En mon fin palais se promène
Ainsi qu’en son appartement
Un fier chardon, fleur- aliment,
Régulateur de l’abdomen.
C’est l’esprit familier de ma table,
Où il trône en maître absolu,
Cœur à prendre sous pelure feuillue,
Tout en lui m’est appréciable.
Mangé cru ou cuit, peu me chaut,
Sa saveur est toujours goûtue.
Il fait le dessert imprévu
Edulcoré. Vive l’artichaut !
Le chardon domestiqué – commercialisé sous le nom d’artichaut – occupe d’abord les mains avant d’emplir la bouche. Rêve d’anorexique et coupe faim idéal que ce végétal miséreux au plan calories.

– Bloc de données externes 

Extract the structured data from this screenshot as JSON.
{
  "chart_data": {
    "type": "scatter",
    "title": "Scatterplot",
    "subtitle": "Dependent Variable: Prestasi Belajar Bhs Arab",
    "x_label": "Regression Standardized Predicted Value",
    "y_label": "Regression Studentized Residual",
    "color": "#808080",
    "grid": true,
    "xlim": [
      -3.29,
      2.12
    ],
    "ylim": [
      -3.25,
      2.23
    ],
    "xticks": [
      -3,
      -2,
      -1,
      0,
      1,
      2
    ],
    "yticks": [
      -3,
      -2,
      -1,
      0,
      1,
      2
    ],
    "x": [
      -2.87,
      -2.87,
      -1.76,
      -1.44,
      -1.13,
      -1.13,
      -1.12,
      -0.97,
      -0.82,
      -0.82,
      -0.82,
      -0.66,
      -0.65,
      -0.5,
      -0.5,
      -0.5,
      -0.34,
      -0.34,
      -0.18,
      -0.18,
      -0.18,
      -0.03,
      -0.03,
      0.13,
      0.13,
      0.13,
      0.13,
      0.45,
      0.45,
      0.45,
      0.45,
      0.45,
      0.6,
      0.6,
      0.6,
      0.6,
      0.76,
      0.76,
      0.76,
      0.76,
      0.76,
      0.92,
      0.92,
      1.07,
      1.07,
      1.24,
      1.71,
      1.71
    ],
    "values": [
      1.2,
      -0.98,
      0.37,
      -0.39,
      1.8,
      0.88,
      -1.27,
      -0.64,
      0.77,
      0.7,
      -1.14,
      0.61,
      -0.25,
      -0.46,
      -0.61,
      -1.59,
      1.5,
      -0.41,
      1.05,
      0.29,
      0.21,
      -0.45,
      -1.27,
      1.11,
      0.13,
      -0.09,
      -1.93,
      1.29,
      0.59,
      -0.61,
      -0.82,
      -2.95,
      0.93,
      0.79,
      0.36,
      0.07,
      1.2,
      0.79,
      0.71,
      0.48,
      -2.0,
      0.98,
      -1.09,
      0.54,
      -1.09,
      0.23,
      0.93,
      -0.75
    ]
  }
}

Originaire de Bretagne, son bonnet vert est plus sympathique que celui – revanchard – d’une autre couleur. L’un offre aux commensaux les trésors de sa bouille ronde, l’autre roule pour sa péninsule.
L’artichaut en son entièreté campe un cou girafien (jusqu’à 2 mètres de haut) que surmonte un bouquet de fleurs en forme d’ombrelle, le capitule. Là réside la partie comestible de ce cardon joufflu emmanché d’une longue tige. Tout est bon dans l’inflorescence que le gourmand déshabille au-dessus de l’assiette comme l’amoureux au champ effeuille sa petite cousine la marguerite. Le réceptacle (alias le fond) autant que les bractées (les feuilles) sont donc en grande partie comestibles. Même le foin trouve son utilité alimentaire : cette barbante touffe de poils qu’on peste à ôter pour parvenir au cœur ferait, dit-on, cailler le lait mieux que le vinaigre.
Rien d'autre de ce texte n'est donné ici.